On Dec. 17, 1963, the U.S. still had no idea what was in store. The Beatles had yet to appear on the Ed Sullivan Show where they seemingly overnight changed the landscape of pop music forever. That wouldn't occur until February 1964. However on a mid-December day in 1963, Carroll James of WWDC in Washington, DC played a Beatles record. He wasn't the first to do so in America, but it was the first time things really caught fire.

According to Beatles Interviews.com, a DC teenager had mailed in a request to WWDC to hear the Beatles. "I wrote that I thought they would be really popular here, and if he (James) could get one of their records, that would really be great," said Marsha Albert, that insightful teen who made the request. James got his hands on the band's new single, 'I Want to Hold Your Hand,' which had yet to be issued in America. The phones lit up and made the song an instant listener favorite. Capitol released the single here in the States the following week and it would ultimately hit the number one slot on Billboard on Feb. 1, 1964, a place it would occupy for eleven straight weeks.

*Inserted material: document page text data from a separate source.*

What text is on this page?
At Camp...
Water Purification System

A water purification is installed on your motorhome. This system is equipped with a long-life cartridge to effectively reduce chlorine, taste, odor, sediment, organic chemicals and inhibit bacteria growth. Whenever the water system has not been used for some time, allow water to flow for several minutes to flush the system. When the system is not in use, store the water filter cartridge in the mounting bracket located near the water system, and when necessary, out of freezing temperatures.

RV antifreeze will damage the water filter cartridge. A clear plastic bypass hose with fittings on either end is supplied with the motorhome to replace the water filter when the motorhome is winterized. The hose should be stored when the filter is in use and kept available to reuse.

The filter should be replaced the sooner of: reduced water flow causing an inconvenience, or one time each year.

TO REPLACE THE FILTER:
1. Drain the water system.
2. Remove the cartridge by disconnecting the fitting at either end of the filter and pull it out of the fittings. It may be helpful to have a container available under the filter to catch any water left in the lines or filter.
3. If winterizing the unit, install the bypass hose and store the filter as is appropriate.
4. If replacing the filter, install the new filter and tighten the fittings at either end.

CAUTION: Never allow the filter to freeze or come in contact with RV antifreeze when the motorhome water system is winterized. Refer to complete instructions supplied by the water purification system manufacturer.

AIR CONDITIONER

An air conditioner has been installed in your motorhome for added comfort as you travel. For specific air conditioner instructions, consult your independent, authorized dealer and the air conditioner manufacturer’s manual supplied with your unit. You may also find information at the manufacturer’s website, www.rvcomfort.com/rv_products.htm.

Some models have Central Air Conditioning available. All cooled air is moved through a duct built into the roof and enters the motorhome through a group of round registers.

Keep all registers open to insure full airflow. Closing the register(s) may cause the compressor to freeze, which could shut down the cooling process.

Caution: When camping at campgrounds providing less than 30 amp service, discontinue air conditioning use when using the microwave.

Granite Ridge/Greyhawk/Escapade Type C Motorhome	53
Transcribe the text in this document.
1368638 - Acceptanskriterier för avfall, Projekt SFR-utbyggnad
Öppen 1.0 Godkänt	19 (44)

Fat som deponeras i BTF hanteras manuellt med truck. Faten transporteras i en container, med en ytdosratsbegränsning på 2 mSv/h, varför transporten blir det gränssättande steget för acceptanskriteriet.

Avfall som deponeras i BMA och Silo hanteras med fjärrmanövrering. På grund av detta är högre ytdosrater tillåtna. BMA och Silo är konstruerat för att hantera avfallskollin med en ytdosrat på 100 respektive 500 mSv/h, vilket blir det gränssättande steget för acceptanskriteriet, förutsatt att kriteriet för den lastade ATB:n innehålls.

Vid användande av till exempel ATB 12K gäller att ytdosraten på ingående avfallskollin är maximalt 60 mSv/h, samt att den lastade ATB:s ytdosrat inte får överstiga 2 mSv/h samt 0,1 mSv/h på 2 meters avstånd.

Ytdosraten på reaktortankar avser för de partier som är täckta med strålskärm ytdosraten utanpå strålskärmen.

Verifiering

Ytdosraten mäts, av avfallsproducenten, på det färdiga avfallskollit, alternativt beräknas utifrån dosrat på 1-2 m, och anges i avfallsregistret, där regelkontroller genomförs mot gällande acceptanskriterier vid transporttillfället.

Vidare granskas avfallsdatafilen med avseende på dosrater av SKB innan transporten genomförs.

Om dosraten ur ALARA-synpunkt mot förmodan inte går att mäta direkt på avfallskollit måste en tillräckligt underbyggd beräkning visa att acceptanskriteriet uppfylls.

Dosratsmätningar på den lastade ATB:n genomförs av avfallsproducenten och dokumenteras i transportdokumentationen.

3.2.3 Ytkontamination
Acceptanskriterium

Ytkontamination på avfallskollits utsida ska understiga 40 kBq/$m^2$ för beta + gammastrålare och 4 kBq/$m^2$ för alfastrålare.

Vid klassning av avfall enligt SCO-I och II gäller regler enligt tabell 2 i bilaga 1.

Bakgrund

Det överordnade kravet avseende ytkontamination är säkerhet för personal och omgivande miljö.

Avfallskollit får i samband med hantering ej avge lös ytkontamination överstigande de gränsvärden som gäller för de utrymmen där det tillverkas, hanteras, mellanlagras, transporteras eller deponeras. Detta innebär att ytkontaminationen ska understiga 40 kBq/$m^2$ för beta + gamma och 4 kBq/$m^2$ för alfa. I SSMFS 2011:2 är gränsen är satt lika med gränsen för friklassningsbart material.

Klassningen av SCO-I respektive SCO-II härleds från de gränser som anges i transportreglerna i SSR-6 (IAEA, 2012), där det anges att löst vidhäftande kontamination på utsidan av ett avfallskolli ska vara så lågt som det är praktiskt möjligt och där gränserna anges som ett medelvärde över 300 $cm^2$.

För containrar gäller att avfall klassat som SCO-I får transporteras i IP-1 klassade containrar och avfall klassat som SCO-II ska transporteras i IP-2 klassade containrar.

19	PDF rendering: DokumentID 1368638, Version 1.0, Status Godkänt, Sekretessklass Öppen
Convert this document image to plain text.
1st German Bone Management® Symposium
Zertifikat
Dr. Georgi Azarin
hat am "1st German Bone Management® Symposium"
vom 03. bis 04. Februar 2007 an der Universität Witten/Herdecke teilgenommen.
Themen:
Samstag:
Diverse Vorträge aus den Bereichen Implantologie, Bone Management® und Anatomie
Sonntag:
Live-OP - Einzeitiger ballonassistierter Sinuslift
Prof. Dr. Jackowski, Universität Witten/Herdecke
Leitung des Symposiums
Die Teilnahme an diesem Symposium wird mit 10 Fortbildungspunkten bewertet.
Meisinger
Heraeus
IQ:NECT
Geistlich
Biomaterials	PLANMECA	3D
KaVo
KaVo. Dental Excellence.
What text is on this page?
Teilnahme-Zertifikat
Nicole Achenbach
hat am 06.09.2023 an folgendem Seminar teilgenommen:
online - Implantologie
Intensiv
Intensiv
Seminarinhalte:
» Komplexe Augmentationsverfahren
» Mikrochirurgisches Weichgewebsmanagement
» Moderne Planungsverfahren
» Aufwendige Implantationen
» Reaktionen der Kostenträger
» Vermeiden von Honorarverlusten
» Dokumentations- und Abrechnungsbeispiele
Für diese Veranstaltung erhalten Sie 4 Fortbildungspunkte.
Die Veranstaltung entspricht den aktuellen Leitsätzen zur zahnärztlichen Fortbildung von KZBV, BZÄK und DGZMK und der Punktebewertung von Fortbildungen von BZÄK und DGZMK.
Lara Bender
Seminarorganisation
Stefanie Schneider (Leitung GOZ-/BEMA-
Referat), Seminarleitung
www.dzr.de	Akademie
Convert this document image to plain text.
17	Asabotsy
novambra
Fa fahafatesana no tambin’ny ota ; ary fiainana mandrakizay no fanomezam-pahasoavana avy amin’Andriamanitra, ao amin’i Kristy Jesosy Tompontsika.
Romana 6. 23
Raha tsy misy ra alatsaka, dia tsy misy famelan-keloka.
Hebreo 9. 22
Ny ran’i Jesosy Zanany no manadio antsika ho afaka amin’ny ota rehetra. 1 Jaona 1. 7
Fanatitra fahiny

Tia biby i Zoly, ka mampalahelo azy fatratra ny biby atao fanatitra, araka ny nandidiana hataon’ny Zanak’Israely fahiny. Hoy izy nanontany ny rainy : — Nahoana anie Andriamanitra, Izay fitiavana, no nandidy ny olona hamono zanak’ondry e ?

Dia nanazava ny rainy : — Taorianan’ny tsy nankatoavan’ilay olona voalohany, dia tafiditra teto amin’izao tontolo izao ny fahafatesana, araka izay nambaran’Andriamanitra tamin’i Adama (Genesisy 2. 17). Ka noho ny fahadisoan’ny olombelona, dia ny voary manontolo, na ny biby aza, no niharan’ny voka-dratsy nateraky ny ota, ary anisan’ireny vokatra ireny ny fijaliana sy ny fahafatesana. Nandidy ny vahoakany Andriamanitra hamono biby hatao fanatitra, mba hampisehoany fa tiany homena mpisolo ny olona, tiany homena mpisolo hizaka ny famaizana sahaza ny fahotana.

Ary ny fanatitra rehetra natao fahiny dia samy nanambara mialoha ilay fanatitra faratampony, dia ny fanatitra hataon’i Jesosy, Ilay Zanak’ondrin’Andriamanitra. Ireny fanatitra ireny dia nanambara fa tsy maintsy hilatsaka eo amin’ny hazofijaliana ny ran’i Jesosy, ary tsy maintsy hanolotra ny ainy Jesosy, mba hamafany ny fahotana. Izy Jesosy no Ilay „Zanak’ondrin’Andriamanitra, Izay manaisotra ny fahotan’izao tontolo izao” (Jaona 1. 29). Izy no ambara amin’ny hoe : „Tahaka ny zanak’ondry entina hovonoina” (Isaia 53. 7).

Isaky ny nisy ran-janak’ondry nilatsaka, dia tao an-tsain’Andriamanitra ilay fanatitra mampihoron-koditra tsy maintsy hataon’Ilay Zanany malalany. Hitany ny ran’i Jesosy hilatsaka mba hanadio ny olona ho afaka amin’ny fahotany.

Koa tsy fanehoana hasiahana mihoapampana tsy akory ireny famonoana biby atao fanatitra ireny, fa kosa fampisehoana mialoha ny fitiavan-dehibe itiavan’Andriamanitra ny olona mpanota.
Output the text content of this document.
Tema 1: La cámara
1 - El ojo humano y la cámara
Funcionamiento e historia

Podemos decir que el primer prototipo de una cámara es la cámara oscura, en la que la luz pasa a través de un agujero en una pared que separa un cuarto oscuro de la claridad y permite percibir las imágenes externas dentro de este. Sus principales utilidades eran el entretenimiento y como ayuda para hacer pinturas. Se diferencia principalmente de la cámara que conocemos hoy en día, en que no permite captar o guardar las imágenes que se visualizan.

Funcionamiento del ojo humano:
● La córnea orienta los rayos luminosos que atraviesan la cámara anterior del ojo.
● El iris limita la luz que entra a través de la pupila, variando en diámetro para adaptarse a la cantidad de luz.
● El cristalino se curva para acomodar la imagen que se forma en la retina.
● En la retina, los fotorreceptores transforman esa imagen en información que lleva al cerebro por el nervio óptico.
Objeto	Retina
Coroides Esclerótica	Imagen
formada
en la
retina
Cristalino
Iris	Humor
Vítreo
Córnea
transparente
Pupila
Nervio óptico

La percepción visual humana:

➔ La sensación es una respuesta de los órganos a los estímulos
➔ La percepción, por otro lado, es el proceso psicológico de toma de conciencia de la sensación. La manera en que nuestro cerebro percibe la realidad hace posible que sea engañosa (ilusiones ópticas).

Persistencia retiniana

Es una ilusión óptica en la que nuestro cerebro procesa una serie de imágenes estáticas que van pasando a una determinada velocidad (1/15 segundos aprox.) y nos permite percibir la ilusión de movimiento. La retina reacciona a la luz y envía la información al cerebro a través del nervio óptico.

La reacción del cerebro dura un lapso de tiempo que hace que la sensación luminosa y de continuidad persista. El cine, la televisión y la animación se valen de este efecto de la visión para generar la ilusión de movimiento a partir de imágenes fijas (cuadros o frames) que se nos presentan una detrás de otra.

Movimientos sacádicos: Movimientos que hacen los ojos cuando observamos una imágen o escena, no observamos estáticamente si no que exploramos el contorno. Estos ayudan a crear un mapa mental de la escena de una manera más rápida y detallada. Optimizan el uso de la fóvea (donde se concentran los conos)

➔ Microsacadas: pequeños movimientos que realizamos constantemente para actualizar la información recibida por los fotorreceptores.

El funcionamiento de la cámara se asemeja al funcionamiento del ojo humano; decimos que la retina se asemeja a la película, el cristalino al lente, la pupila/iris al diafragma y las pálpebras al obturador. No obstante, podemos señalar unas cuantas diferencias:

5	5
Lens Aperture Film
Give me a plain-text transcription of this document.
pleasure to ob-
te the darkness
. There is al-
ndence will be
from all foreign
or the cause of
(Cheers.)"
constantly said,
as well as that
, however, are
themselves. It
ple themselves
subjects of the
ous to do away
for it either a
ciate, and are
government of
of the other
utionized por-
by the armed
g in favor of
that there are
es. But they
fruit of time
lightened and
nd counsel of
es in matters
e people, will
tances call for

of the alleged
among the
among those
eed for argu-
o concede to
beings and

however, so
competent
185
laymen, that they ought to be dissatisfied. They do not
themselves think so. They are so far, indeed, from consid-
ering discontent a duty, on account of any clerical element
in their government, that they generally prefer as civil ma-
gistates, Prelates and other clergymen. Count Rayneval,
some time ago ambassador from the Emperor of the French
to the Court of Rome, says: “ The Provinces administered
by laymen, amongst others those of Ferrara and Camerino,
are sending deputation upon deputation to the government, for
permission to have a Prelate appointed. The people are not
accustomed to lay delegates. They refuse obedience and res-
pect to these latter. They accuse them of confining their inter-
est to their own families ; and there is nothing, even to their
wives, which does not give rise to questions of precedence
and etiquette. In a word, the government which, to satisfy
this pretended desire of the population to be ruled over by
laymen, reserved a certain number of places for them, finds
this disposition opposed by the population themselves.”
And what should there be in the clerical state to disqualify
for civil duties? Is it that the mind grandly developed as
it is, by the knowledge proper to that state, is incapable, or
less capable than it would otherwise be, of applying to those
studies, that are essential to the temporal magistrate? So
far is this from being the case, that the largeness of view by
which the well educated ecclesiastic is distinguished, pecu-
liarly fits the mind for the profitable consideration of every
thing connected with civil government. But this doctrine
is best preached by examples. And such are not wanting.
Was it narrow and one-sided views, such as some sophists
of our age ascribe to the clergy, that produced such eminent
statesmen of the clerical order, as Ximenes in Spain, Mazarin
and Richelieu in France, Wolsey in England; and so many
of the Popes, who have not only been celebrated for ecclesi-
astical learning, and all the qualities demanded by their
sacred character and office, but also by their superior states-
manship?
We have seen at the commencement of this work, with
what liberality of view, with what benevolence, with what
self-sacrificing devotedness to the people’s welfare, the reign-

A month earlier (Nov. 18), the Beatles made their first appearance on American television as part of the 'Huntley-Brinkley Report,' which featured a four-minute segment by reporter Edwin Newman. Three weeks before that, on Oct. 29, the Washington Post ran a story with the headline, 'Thousands of Britons 'Riot' – Liverpool Sound Stirs Up Frenzy.' Both Time and Newsweek ran their own Beatles stories in mid-November. In other words, the times they were a changin' and the rest, quite obviously, is history.